|reply to openbox9 |
Re: There's a need but at what cost?
I don't expect them to bear the costs. Given the costs in the article, the fees seem too high. A long time ago before marriage and kids, I went from apartment to apartment. I always got whacked for $50 per line to establish service. That's excessive. If they have to roll a truck I understand the cost but entering a few lines of data into a provisioning system and then charging $50 is ridiculous. Eventually around year 2000 I think they reduced the fee to $35. I always found that telling since $50 was worth a lot more in 1985 than $35 in year 2000 but suddenly service prices went down, long distance fell through the floor and it no longer cost $50 to establish a new telephone line.
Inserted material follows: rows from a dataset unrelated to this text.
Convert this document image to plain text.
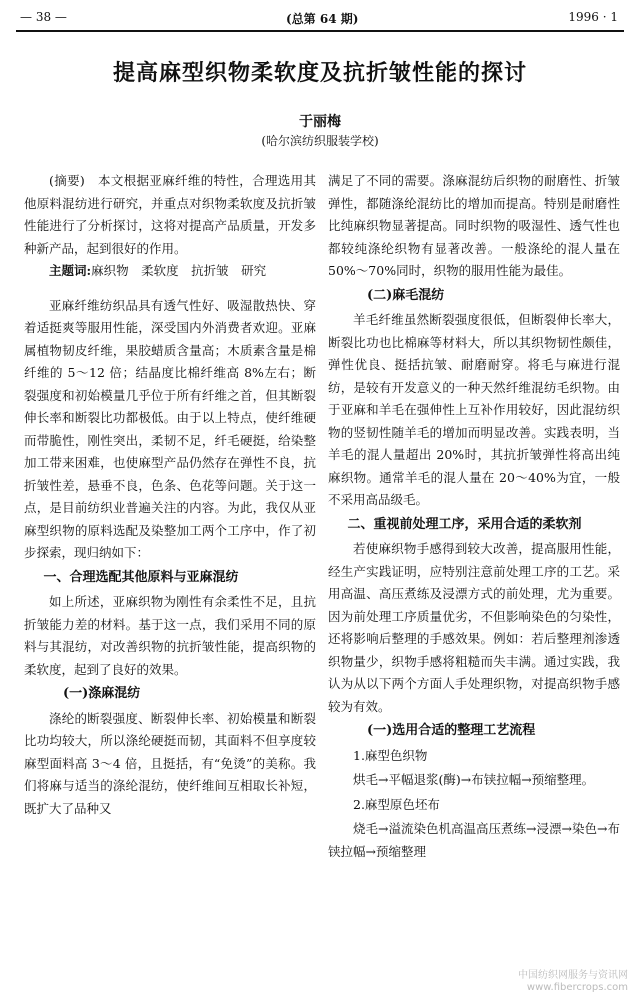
— 38 —	(总第 64 期)	1996 · 1
提高麻型织物柔软度及抗折皱性能的探讨
于丽梅
(哈尔滨纺织服装学校)

(摘要)　本文根据亚麻纤维的特性，合理选用其他原料混纺进行研究，并重点对织物柔软度及抗折皱性能进行了分析探讨，这将对提高产品质量，开发多种新产品，起到很好的作用。

主题词:麻织物　柔软度　抗折皱　研究

亚麻纤维纺织品具有透气性好、吸湿散热快、穿着适挺爽等服用性能，深受国内外消费者欢迎。亚麻属植物韧皮纤维，果胶蜡质含量高；木质素含量是棉纤维的 5～12 倍；结晶度比棉纤维高 8%左右；断裂强度和初始模量几乎位于所有纤维之首，但其断裂伸长率和断裂比功都极低。由于以上特点，使纤维硬而带脆性，刚性突出，柔韧不足，纤毛硬挺，给染整加工带来困难，也使麻型产品仍然存在弹性不良，抗折皱性差，悬垂不良，色条、色花等问题。关于这一点，是目前纺织业普遍关注的内容。为此，我仅从亚麻型织物的原料选配及染整加工两个工序中，作了初步探索，现归纳如下：

一、合理选配其他原料与亚麻混纺

如上所述，亚麻织物为刚性有余柔性不足，且抗折皱能力差的材料。基于这一点，我们采用不同的原料与其混纺，对改善织物的抗折皱性能，提高织物的柔软度，起到了良好的效果。

(一)涤麻混纺

涤纶的断裂强度、断裂伸长率、初始模量和断裂比功均较大，所以涤纶硬挺而韧，其面料不但享度较麻型面料高 3～4 倍，且挺括，有“免烫”的美称。我们将麻与适当的涤纶混纺，使纤维间互相取长补短，既扩大了品种又

满足了不同的需要。涤麻混纺后织物的耐磨性、折皱弹性，都随涤纶混纺比的增加而提高。特别是耐磨性比纯麻织物显著提高。同时织物的吸湿性、透气性也都较纯涤纶织物有显著改善。一般涤纶的混人量在 50%～70%同时，织物的服用性能为最佳。

(二)麻毛混纺

羊毛纤维虽然断裂强度很低，但断裂伸长率大，断裂比功也比棉麻等材料大，所以其织物韧性颇佳，弹性优良、挺括抗皱、耐磨耐穿。将毛与麻进行混纺，是较有开发意义的一种天然纤维混纺毛织物。由于亚麻和羊毛在强伸性上互补作用较好，因此混纺织物的竖韧性随羊毛的增加而明显改善。实践表明，当羊毛的混人量超出 20%时，其抗折皱弹性将高出纯麻织物。通常羊毛的混人量在 20～40%为宜，一般不采用高品级毛。

二、重视前处理工序，采用合适的柔软剂

若使麻织物手感得到较大改善，提高服用性能，经生产实践证明，应特别注意前处理工序的工艺。采用高温、高压煮练及浸漂方式的前处理，尤为重要。因为前处理工序质量优劣，不但影响染色的匀染性，还将影响后整理的手感效果。例如：若后整理剂渗透织物量少，织物手感将粗糙而失丰满。通过实践，我认为从以下两个方面人手处理织物，对提高织物手感较为有效。

(一)选用合适的整理工艺流程
1.麻型色织物

烘毛→平幅退浆(酶)→布铗拉幅→预缩整理。

2.麻型原色坯布

烧毛→溢流染色机高温高压煮练→浸漂→染色→布铗拉幅→预缩整理

中国纺织网服务与资讯网
www.fibercrops.com
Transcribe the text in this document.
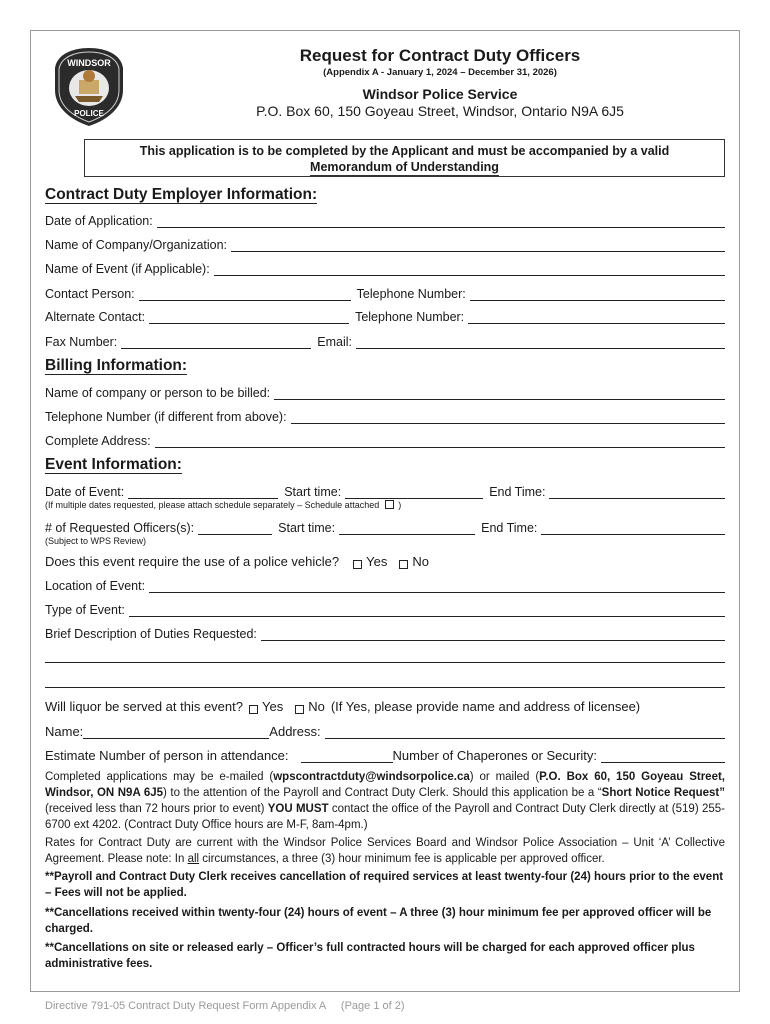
WINDSOR
POLICE
Request for Contract Duty Officers
(Appendix A - January 1, 2024 – December 31, 2026)
Windsor Police Service
P.O. Box 60, 150 Goyeau Street, Windsor, Ontario N9A 6J5
This application is to be completed by the Applicant and must be accompanied by a valid
Memorandum of Understanding
Contract Duty Employer Information:
Date of Application:
Name of Company/Organization:
Name of Event (if Applicable):
Contact Person:	Telephone Number:
Alternate Contact:	Telephone Number:
Fax Number:	Email:
Billing Information:
Name of company or person to be billed:
Telephone Number (if different from above):
Complete Address:
Event Information:
Date of Event:	Start time:	End Time:
(If multiple dates requested, please attach schedule separately – Schedule attached )
# of Requested Officers(s):	Start time:	End Time:
(Subject to WPS Review)
Does this event require the use of a police vehicle? Yes No
Location of Event:
Type of Event:
Brief Description of Duties Requested:
Will liquor be served at this event? Yes No (If Yes, please provide name and address of licensee)
Name:	Address:
Estimate Number of person in attendance:	Number of Chaperones or Security:
Completed applications may be e-mailed (wpscontractduty@windsorpolice.ca) or mailed (P.O. Box 60, 150 Goyeau Street, Windsor, ON N9A 6J5) to the attention of the Payroll and Contract Duty Clerk. Should this application be a “Short Notice Request” (received less than 72 hours prior to event) YOU MUST contact the office of the Payroll and Contract Duty Clerk directly at (519) 255-6700 ext 4202. (Contract Duty Office hours are M-F, 8am-4pm.)
Rates for Contract Duty are current with the Windsor Police Services Board and Windsor Police Association – Unit ‘A’ Collective Agreement. Please note: In all circumstances, a three (3) hour minimum fee is applicable per approved officer.
**Payroll and Contract Duty Clerk receives cancellation of required services at least twenty-four (24) hours prior to the event – Fees will not be applied.
**Cancellations received within twenty-four (24) hours of event – A three (3) hour minimum fee per approved officer will be charged.
**Cancellations on site or released early – Officer’s full contracted hours will be charged for each approved officer plus administrative fees.
Directive 791-05 Contract Duty Request Form Appendix A     (Page 1 of 2)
Likewise I think the fees they are charging law enforcement agencies is excessive. It's another one of those because they can and furthermore, most government bodies aren't too careful with how they spend tax-payer dollars.
It's partly "because they can", but more so that conducting these activities has real costs. One of the big reasons several ISPs are pushing back on doing the dirty work for copyright holders. If anything, one could hope that with a cost to obtain this info, law enforcement agencies might be deterred from willy-nilly requesting it. In the grand scheme of things, a few hundred dollars each month per person being investigated isn't that much at all.
From the Forbes article:
All four telecom firms also offer so-called tower dumps that allow police to see the numbers of every user accessing a certain cell tower over a certain time at an hourly rate. AT&T charges $75 per tower per hour, with a minimum of two hours. Verizon charges between $30 and $60 per hour for each cell tower. T-Mobile demands $150 per cell tower per hour, and Sprint charges $50 per tower, seemingly without an hourly rate.
For location data, the carrier firms offer automated tools that let police track suspects in real time. Sprint charges $30 per month per target to use its L-Site program for location tracking. AT&Ts E911 tool costs $100 to activate and then $25 a day. T-Mobile charges a much pricier $100 per day.
When service fees have extreme variance (example: $30/month to $100/day), it's hard to believe they are based on a realistic cost model. If they are, I would expect them to be considerably more consistent. Since they aren't, it leads me to believe they are pulling prices from you know where and charging whatever they want.
Excessive profit is not congruent with free enterprise/capitalism so this has nothing to do with an organization's "right" to charge whatever it wants. Arguably, law enforcement experiences monopolistic behavior with no recourse since they must deal with the target's carrier and pay whatever they demand. They cannot ask Sprint to provide data on a T-Mobile customer thereby creating a competitive situation.
I was impressed that the article mentioned Verizon did not charge a fee for emergencies. This is definitely an example of them being a good corporate citizen. However, I would not fault them if they did charge a reasonable fee, even in an emergency.
Once again, costs exist. I'm not suggesting that the carriers might not be milking the requests for more. As for your comparison, the difference in rates may have to do with the backend management systems. Without knowing the details and processes involved, we're all guessing about the fairness of these prices.